Week 5: Analysis of Proportions and Means

POP88162 Introduction to Quantitative Research Methods

Tom Paskhalis

Department of Political Science, Trinity College Dublin

So Far

Sampling distributions of population distributions of any shape approximate normal distributions.
Confidence intervals describe how certain we are about the point estimates of population parameters.
For hypothesis testing we formulate null and alternative hypotheses.
We collect the data and calculate the test statistic to try to reject the null hypothesis.
P-value based on calculated test statistic describes the weight of evidence against the null.

Topics for Today

More hypothesis testing
Joint probability distribution
Conditional probability distribution
Contingency table
\(\chi^2\) test
\(t\)-test

Today’s Plan

graph LR
    A(Two<br>Variables) --> B(Contingency<br>Tables) --> C(Chi-squared<br>Test) --> D(t-Test)

Review: Hypothesis

Hypothesis is a statement about the population.
E.g. UK voters are equally likely to support Leave or Remain.
We formulate two hypothesis:
- \(H_0\) - null hypothesis (typically, \(0\), indicating no difference/association)
- \(H_a\) - alternative hypothesis (there is a difference/association)
Alternative hypotheses can be one-sided or two-sided:
- one-sided: the direction of difference/association is included
- two-sided: no direction of difference/association is hypothesised

Review: Significance Test

Significance test is used to summarize the evidence about a hypothesis.
It does so by comparing the our estimates with those predicted by a null hypothesis.
5 components of a significance test:
- Assumptions: scale of measurement, randomization, population distribution, sample size
- Hypotheses: null \(H_0\) and alternative \(H_a\) hypothesis
- Test statistic: compares estimate to those under \(H_0\)
- P-value: weight of evidence against \(H_0\), smaller \(P\) indicate stronger evidence
- Conclusion: decision to reject or fail to reject \(H_0\).

Error Types

When Do We Reject \(H_0\)?

If the observed value of a test statistic is unlikely to occur by chance
(given the null hypothesis)
How low is very low?
It depends on a chosen confidence level.
Common levels are \(0.95\), \(0.99\) and \(0.999\).
Alternatively, we can present it as error probability (\(\alpha\) - alpha): \[\text{Confidence Level} = 1 - \text{Error Probability} = 1 - \alpha\]
With corresponding values of \(\alpha\): \(0.05\), \(0.01\) and \(0.001\).
Remember, \(\alpha\)-level indicates the accepted probability of committing Type I error.

Type I vs Type II Errors

There is a trade-off between minimising Type I and Type II errors.
As \(\alpha\)-level (probability of Type I error) goes down, \(\beta\)-level (probability of Type II error) goes up.
In other words, the harder it gets to reject \(H_0\), the less likely we are to reject it even it is false.
Choosing an \(\alpha\)-level of \(0.05\) implies that we will falsely reject \(H_0\) \(5\%\) of the time under repeated sampling.
Choosing an \(\alpha\)-level of \(0.01\) implies that we will falsely reject \(H_0\) \(1\%\) of the time under repeated sampling.

Two Random Variables

So far we discussed one random variable at a time.
But most interesting questions in social sciences describe the relationships between two (or more) different variables.
Recall, that our hypothesis would typically be:
- \(Y\) is associated with \(X\), or \(X \rightarrow Y\)
- \(Y\) is associated with \(X\) conditional on \(Z\), or \(X \rightarrow Y: Z\)
In order to answer these question we need to understand the concept of joint probability distribution and conditional probability distribution.

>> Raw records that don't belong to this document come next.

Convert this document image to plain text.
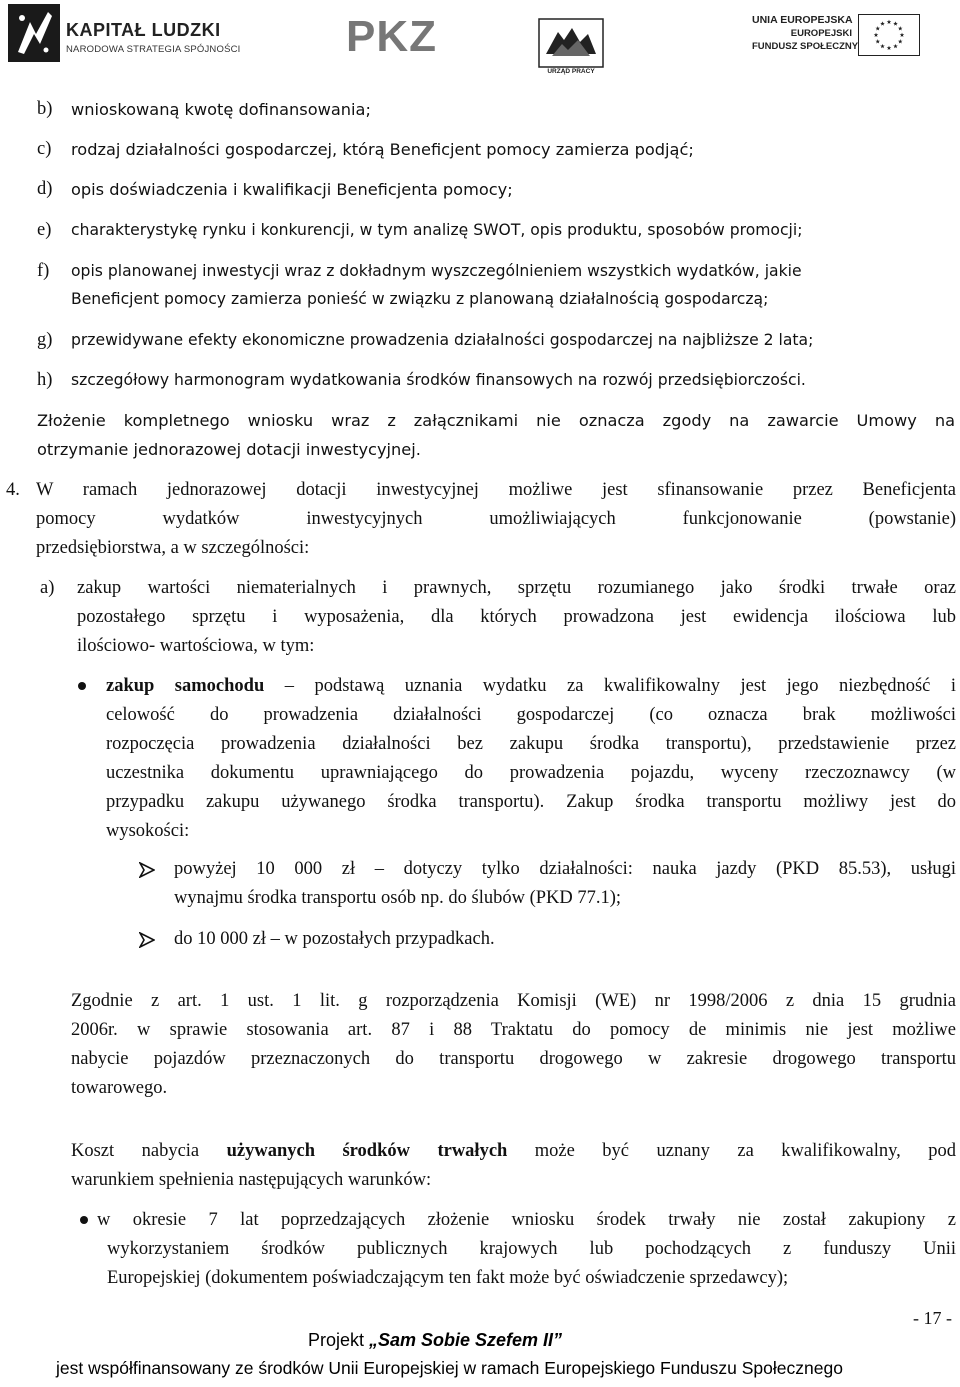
KAPITAŁ LUDZKI
NARODOWA STRATEGIA SPÓJNOŚCI PKZ
URZĄD PRACY
UNIA EUROPEJSKA
EUROPEJSKI
FUNDUSZ SPOŁECZNY
b) wnioskowaną kwotę dofinansowania;
c) rodzaj działalności gospodarczej, którą Beneficjent pomocy zamierza podjąć;
d) opis doświadczenia i kwalifikacji Beneficjenta pomocy;
e) charakterystykę rynku i konkurencji, w tym analizę SWOT, opis produktu, sposobów promocji;
f) opis planowanej inwestycji wraz z dokładnym wyszczególnieniem wszystkich wydatków, jakie
Beneficjent pomocy zamierza ponieść w związku z planowaną działalnością gospodarczą;
g) przewidywane efekty ekonomiczne prowadzenia działalności gospodarczej na najbliższe 2 lata;
h) szczegółowy harmonogram wydatkowania środków finansowych na rozwój przedsiębiorczości.
Złożenie kompletnego wniosku wraz z załącznikami nie oznacza zgody na zawarcie Umowy na
otrzymanie jednorazowej dotacji inwestycyjnej.
4. W ramach jednorazowej dotacji inwestycyjnej możliwe jest sfinansowanie przez Beneficjenta
pomocy wydatków inwestycyjnych umożliwiających funkcjonowanie (powstanie)
przedsiębiorstwa, a w szczególności:
a) zakup wartości niematerialnych i prawnych, sprzętu rozumianego jako środki trwałe oraz
pozostałego sprzętu i wyposażenia, dla których prowadzona jest ewidencja ilościowa lub
ilościowo- wartościowa, w tym:
zakup samochodu – podstawą uznania wydatku za kwalifikowalny jest jego niezbędność i
celowość do prowadzenia działalności gospodarczej (co oznacza brak możliwości
rozpoczęcia prowadzenia działalności bez zakupu środka transportu), przedstawienie przez
uczestnika dokumentu uprawniającego do prowadzenia pojazdu, wyceny rzeczoznawcy (w
przypadku zakupu używanego środka transportu). Zakup środka transportu możliwy jest do
wysokości:
powyżej 10 000 zł – dotyczy tylko działalności: nauka jazdy (PKD 85.53), usługi
wynajmu środka transportu osób np. do ślubów (PKD 77.1);
do 10 000 zł – w pozostałych przypadkach.
Zgodnie z art. 1 ust. 1 lit. g rozporządzenia Komisji (WE) nr 1998/2006 z dnia 15 grudnia
2006r. w sprawie stosowania art. 87 i 88 Traktatu do pomocy de minimis nie jest możliwe
nabycie pojazdów przeznaczonych do transportu drogowego w zakresie drogowego transportu
towarowego.
Koszt nabycia używanych środków trwałych może być uznany za kwalifikowalny, pod
warunkiem spełnienia następujących warunków:
w okresie 7 lat poprzedzających złożenie wniosku środek trwały nie został zakupiony z
wykorzystaniem środków publicznych krajowych lub pochodzących z funduszy Unii
Europejskiej (dokumentem poświadczającym ten fakt może być oświadczenie sprzedawcy);
- 17 -
Projekt „Sam Sobie Szefem II”
jest współfinansowany ze środków Unii Europejskiej w ramach Europejskiego Funduszu Społecznego
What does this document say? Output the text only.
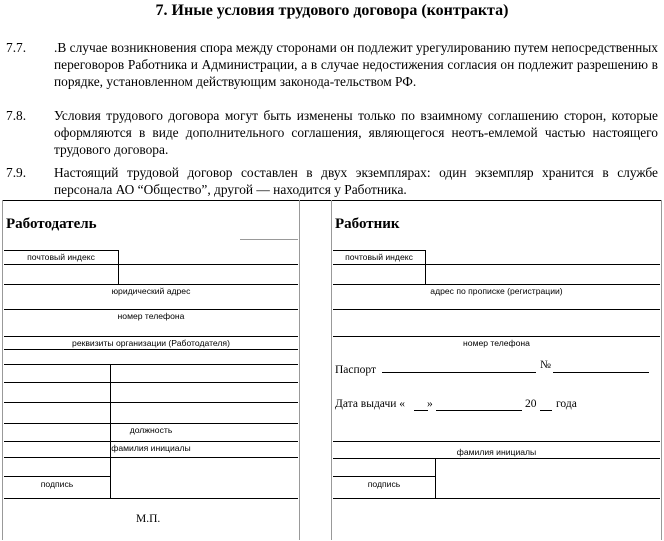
7. Иные условия трудового договора (контракта)
7.7. .В случае возникновения спора между сторонами он подлежит урегулированию путем непосредственных переговоров Работника и Администрации, а в случае недостижения согласия он подлежит разрешению в порядке, установленном действующим законода-тельством РФ.
7.8. Условия трудового договора могут быть изменены только по взаимному соглашению сторон, которые оформляются в виде дополнительного соглашения, являющегося неотъ-емлемой частью настоящего трудового договора.
7.9. Настоящий трудовой договор составлен в двух экземплярах: один экземпляр хранится в службе персонала АО “Общество”, другой — находится у Работника.
Работодатель
почтовый индекс
юридический адрес
номер телефона
реквизиты организации (Работодателя)
должность
фамилия инициалы
подпись
М.П.
Работник
почтовый индекс
адрес по прописке (регистрации)
номер телефона
Паспорт	№
Дата выдачи « »	20 года
фамилия инициалы
подпись
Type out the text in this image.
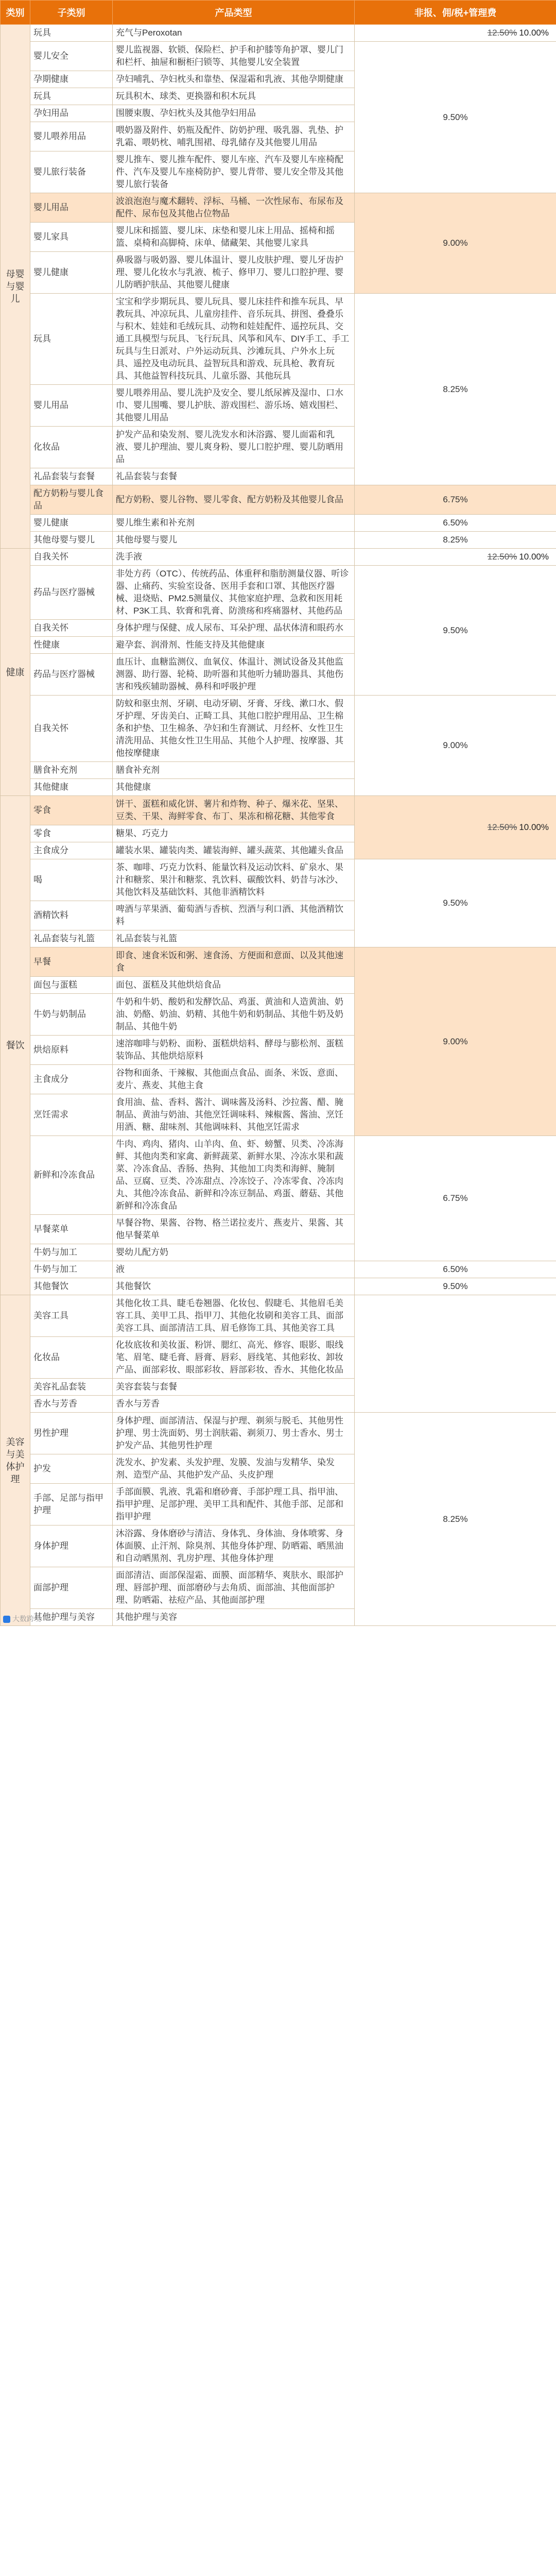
类别	子类别	产品类型	非报、佣/税+管理费
母婴与婴儿	玩具	充气与Peroxotan	12.50% 10.00%
	婴儿安全	婴儿监视器、软锁、保险栏、护手和护膝等角护罩、婴儿门和栏杆、抽屉和橱柜闩锁等、其他婴儿安全装置	9.50%
	孕期健康	孕妇哺乳、孕妇枕头和靠垫、保湿霜和乳液、其他孕期健康	
	玩具	玩具积木、球类、更换器和积木玩具	
	孕妇用品	围腰束腹、孕妇枕头及其他孕妇用品	
	婴儿喂养用品	喂奶器及附件、奶瓶及配件、防奶护理、吸乳器、乳垫、护乳霜、喂奶枕、哺乳围裙、母乳储存及其他婴儿用品	
	婴儿旅行装备	婴儿推车、婴儿推车配件、婴儿车座、汽车及婴儿车座椅配件、汽车及婴儿车座椅防护、婴儿背带、婴儿安全带及其他婴儿旅行装备	
	婴儿用品	波浪泡泡与魔术翻转、浮标、马桶、一次性尿布、布尿布及配件、尿布包及其他占位物品	9.00%
	婴儿家具	婴儿床和摇篮、婴儿床、床垫和婴儿床上用品、摇椅和摇篮、桌椅和高脚椅、床单、储藏架、其他婴儿家具	
	婴儿健康	鼻吸器与吸奶器、婴儿体温计、婴儿皮肤护理、婴儿牙齿护理、婴儿化妆水与乳液、梳子、修甲刀、婴儿口腔护理、婴儿防晒护肤品、其他婴儿健康	
	玩具	宝宝和学步期玩具、婴儿玩具、婴儿床挂件和推车玩具、早教玩具、冲凉玩具、儿童房挂件、音乐玩具、拼图、叠叠乐与积木、娃娃和毛绒玩具、动物和娃娃配件、遥控玩具、交通工具模型与玩具、飞行玩具、风筝和风车、DIY手工、手工玩具与生日派对、户外运动玩具、沙滩玩具、户外水上玩具、遥控及电动玩具、益智玩具和游戏、玩具枪、教育玩具、其他益智科技玩具、儿童乐器、其他玩具	8.25%
	婴儿用品	婴儿喂养用品、婴儿洗护及安全、婴儿纸尿裤及湿巾、口水巾、婴儿围嘴、婴儿护肤、游戏围栏、游乐场、嬉戏围栏、其他婴儿用品	
	化妆品	护发产品和染发剂、婴儿洗发水和沐浴露、婴儿面霜和乳液、婴儿护理油、婴儿爽身粉、婴儿口腔护理、婴儿防晒用品	
	礼品套装与套餐	礼品套装与套餐	
	配方奶粉与婴儿食品	配方奶粉、婴儿谷物、婴儿零食、配方奶粉及其他婴儿食品	6.75%
	婴儿健康	婴儿维生素和补充剂	6.50%
	其他母婴与婴儿	其他母婴与婴儿	8.25%
健康	自我关怀	洗手液	12.50% 10.00%
	药品与医疗器械	非处方药（OTC）、传统药品、体重秤和脂肪测量仪器、听诊器、止痛药、实验室设备、医用手套和口罩、其他医疗器械、退烧贴、PM2.5测量仪、其他家庭护理、急救和医用耗材、P3K工具、软膏和乳膏、防溃疡和疼痛器材、其他药品	9.50%
	自我关怀	身体护理与保健、成人尿布、耳朵护理、晶状体清和眼药水	
	性健康	避孕套、润滑剂、性能支持及其他健康	
	药品与医疗器械	血压计、血糖监测仪、血氧仪、体温计、测试设备及其他监测器、助行器、轮椅、助听器和其他听力辅助器具、其他伤害和残疾辅助器械、鼻科和呼吸护理	
	自我关怀	防蚊和驱虫剂、牙刷、电动牙刷、牙膏、牙线、漱口水、假牙护理、牙齿美白、正畸工具、其他口腔护理用品、卫生棉条和护垫、卫生棉条、孕妇和生育测试、月经杯、女性卫生清洗用品、其他女性卫生用品、其他个人护理、按摩器、其他按摩健康	9.00%
	膳食补充剂	膳食补充剂	
	其他健康	其他健康	
餐饮	零食	饼干、蛋糕和威化饼、薯片和炸物、种子、爆米花、坚果、豆类、干果、海鲜零食、布丁、果冻和棉花糖、其他零食	12.50% 10.00%
	零食	糖果、巧克力	
	主食成分	罐装水果、罐装肉类、罐装海鲜、罐头蔬菜、其他罐头食品	
	喝	茶、咖啡、巧克力饮料、能量饮料及运动饮料、矿泉水、果汁和糖浆、果汁和糖浆、乳饮料、碳酸饮料、奶昔与冰沙、其他饮料及基础饮料、其他非酒精饮料	9.50%
	酒精饮料	啤酒与苹果酒、葡萄酒与香槟、烈酒与利口酒、其他酒精饮料	
	礼品套装与礼篮	礼品套装与礼篮	
	早餐	即食、速食米饭和粥、速食汤、方便面和意面、以及其他速食	9.00%
	面包与蛋糕	面包、蛋糕及其他烘焙食品	
	牛奶与奶制品	牛奶和牛奶、酸奶和发酵饮品、鸡蛋、黄油和人造黄油、奶油、奶酪、奶油、奶精、其他牛奶和奶制品、其他牛奶及奶制品、其他牛奶	
	烘焙原料	速溶咖啡与奶粉、面粉、蛋糕烘焙料、酵母与膨松剂、蛋糕装饰品、其他烘焙原料	
	主食成分	谷物和面条、干辣椒、其他面点食品、面条、米饭、意面、麦片、燕麦、其他主食	
	烹饪需求	食用油、盐、香料、酱汁、调味酱及汤料、沙拉酱、醋、腌制品、黄油与奶油、其他烹饪调味料、辣椒酱、酱油、烹饪用酒、糖、甜味剂、其他调味料、其他烹饪需求	
	新鲜和冷冻食品	牛肉、鸡肉、猪肉、山羊肉、鱼、虾、螃蟹、贝类、冷冻海鲜、其他肉类和家禽、新鲜蔬菜、新鲜水果、冷冻水果和蔬菜、冷冻食品、香肠、热狗、其他加工肉类和海鲜、腌制品、豆腐、豆类、冷冻甜点、冷冻饺子、冷冻零食、冷冻肉丸、其他冷冻食品、新鲜和冷冻豆制品、鸡蛋、蘑菇、其他新鲜和冷冻食品	6.75%
	早餐菜单	早餐谷物、果酱、谷物、格兰诺拉麦片、燕麦片、果酱、其他早餐菜单	
	牛奶与加工	婴幼儿配方奶	
	牛奶与加工	液	6.50%
	其他餐饮	其他餐饮	9.50%
美容与美体护理	美容工具	其他化妆工具、睫毛卷翘器、化妆包、假睫毛、其他眉毛美容工具、美甲工具、指甲刀、其他化妆刷和美容工具、面部美容工具、面部清洁工具、眉毛修饰工具、其他美容工具	
	化妆品	化妆底妆和美妆蛋、粉饼、腮红、高光、修容、眼影、眼线笔、眉笔、睫毛膏、唇膏、唇彩、唇线笔、其他彩妆、卸妆产品、面部彩妆、眼部彩妆、唇部彩妆、香水、其他化妆品	
	美容礼品套装	美容套装与套餐	
	香水与芳香	香水与芳香	
	男性护理	身体护理、面部清洁、保湿与护理、剃须与脱毛、其他男性护理、男士洗面奶、男士润肤霜、剃须刀、男士香水、男士护发产品、其他男性护理	8.25%
	护发	洗发水、护发素、头发护理、发膜、发油与发精华、染发剂、造型产品、其他护发产品、头皮护理	
	手部、足部与指甲护理	手部面膜、乳液、乳霜和磨砂膏、手部护理工具、指甲油、指甲护理、足部护理、美甲工具和配件、其他手部、足部和指甲护理	
	身体护理	沐浴露、身体磨砂与清洁、身体乳、身体油、身体喷雾、身体面膜、止汗剂、除臭剂、其他身体护理、防晒霜、晒黑油和自动晒黑剂、乳房护理、其他身体护理	
	面部护理	面部清洁、面部保湿霜、面膜、面部精华、爽肤水、眼部护理、唇部护理、面部磨砂与去角质、面部油、其他面部护理、防晒霜、祛痘产品、其他面部护理	
	其他护理与美容	其他护理与美容	
大数跨境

Joint Probability Distribution

For discrete variables, joint probability distribution describes the probability that two random variables (e.g. \(X\) and \(Y\)) simultaneously take some values (e.g. \(x\) and \(y\)).
The probabilities of all possible combinations sum up to \(1\).
Recall how we can write the probability of one random variable: \[P(Y = y)\]
For two random variables we can express their joint probability function as: \[P(Y = y, X = x)\]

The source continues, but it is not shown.